7. What is your writing process – from idea to publication? (Do you go it alone or are others involved?)
I got ahead of myself in 6. There is also a reasonable amount of drink and despair. And in terms of publication: in each case it has resulted from people being much kinder and more supportive than I could have imagined.
8. Do you feel the short story form is valued in Australia? What makes you say this?
I find it fairly difficult to stay in touch with what’s coming out and what people are actually reading. There is just too much to read. I also don’t know whether short story collections are more popular now than they were ten years ago, or if it’s just that I’ve taken an interest and now notice them on the shelves. I will say that I was watching with interest as Nam Le’s collection ‘The Boat’ received praise and attention. It struck me as unusual, because the stories turned out to be both good and popular. So I don’t know about ‘valued’ but I haven’t given up hope. So far the hourly rate isn’t much to speak of, but I don’t work as hard as I should.
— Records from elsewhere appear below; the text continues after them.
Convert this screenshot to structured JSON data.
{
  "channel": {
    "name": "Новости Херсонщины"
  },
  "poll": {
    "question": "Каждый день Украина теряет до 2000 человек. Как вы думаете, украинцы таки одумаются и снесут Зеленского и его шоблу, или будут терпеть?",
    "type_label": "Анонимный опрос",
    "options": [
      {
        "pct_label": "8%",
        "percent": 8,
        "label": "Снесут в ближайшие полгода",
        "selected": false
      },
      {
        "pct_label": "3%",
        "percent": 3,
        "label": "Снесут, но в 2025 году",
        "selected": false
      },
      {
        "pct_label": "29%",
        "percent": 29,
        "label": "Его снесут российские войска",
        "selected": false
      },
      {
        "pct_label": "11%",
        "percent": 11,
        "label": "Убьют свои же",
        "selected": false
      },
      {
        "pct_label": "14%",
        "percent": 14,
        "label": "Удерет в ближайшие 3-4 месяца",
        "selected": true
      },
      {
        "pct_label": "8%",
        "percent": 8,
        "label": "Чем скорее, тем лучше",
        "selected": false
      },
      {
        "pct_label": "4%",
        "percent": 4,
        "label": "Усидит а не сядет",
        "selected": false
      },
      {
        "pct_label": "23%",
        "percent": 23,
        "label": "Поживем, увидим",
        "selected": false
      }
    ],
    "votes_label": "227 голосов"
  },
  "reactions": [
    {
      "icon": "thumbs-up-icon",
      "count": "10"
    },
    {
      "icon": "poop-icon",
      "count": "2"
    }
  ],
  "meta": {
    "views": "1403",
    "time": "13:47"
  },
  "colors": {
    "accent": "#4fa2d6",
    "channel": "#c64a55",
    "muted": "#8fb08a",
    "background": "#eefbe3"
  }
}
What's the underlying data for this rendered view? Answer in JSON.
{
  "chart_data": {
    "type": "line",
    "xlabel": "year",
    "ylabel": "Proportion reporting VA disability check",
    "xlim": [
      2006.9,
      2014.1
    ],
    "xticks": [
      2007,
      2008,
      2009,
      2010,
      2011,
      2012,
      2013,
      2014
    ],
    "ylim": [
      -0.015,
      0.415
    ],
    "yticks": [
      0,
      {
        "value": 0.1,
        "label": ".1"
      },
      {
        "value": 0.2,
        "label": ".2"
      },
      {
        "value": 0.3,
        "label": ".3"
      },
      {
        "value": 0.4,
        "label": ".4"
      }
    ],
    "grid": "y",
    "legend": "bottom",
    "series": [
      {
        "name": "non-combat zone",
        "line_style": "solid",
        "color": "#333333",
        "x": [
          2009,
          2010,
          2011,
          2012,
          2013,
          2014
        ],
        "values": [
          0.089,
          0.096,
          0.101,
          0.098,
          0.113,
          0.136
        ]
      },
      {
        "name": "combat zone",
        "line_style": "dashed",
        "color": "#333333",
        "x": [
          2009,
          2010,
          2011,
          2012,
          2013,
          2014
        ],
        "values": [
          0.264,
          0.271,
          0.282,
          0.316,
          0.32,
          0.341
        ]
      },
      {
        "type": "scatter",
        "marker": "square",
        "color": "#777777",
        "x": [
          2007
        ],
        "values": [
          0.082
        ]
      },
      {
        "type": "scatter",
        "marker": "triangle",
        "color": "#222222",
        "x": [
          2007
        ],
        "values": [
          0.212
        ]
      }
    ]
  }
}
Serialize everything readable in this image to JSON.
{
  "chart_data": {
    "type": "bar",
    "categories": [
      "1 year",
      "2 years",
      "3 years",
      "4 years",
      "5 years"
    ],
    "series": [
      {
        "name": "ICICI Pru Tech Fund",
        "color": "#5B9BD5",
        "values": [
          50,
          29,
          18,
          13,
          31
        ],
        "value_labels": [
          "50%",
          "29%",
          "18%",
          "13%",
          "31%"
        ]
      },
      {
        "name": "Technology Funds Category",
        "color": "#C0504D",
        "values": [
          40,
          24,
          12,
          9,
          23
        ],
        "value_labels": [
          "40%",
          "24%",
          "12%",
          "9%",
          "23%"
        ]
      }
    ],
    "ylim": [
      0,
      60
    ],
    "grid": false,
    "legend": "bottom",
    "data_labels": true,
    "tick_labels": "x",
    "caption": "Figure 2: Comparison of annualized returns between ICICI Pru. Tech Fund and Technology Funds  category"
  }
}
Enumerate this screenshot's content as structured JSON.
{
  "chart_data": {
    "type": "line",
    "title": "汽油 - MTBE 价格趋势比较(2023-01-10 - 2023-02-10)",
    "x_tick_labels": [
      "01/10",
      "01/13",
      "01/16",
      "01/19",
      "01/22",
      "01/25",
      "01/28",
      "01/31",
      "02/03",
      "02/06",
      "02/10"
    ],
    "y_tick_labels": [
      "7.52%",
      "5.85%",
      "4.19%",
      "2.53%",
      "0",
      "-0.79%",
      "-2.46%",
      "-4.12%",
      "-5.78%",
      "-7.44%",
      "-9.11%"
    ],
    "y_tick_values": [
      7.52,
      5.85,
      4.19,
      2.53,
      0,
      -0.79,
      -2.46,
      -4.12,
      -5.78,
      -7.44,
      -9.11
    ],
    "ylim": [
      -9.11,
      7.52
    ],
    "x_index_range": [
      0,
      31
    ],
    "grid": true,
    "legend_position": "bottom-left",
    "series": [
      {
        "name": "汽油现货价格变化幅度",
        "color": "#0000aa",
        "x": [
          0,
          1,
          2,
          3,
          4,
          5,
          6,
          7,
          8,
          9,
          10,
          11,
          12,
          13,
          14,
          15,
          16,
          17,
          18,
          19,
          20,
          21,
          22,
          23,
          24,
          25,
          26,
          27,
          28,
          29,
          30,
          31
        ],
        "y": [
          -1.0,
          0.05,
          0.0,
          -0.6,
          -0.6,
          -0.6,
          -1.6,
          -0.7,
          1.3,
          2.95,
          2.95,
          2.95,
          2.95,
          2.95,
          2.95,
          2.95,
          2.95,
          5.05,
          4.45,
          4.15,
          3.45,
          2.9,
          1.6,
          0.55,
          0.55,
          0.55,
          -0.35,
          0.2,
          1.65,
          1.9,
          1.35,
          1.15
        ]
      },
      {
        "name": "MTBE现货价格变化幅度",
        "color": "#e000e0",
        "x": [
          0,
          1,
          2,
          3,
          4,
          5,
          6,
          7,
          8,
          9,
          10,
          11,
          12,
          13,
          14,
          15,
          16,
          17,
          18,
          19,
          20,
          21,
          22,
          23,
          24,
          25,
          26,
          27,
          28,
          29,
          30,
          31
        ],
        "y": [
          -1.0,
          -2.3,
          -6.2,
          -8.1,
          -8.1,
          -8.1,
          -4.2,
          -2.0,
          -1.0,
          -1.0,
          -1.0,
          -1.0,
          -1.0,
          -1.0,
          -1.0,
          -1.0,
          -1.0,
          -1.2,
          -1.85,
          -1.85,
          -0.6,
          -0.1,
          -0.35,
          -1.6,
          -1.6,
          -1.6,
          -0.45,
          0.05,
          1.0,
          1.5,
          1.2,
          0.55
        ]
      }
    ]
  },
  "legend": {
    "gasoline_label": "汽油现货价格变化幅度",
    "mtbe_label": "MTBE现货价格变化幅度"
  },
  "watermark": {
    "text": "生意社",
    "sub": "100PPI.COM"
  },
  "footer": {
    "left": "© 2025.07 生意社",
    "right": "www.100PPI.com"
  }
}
9. How do you feel about your work being published in non-print forms such as digital and audio?
It’s nice to have anyone read/hear it and respond positively. I get to see the stories on a screen whenever I like and I think it’s only natural that I should enjoy seeing them in print. But there are new and interesting possibilities with non-print forms and it’s only my mum who buys the books anyway. I’m actually just thankful that people take an interest at all.
10. What advice would you like to offer Spineless Wonders?
Without making a pun? Yours is a worthy cause. Do whatever is necessary to stay up and running.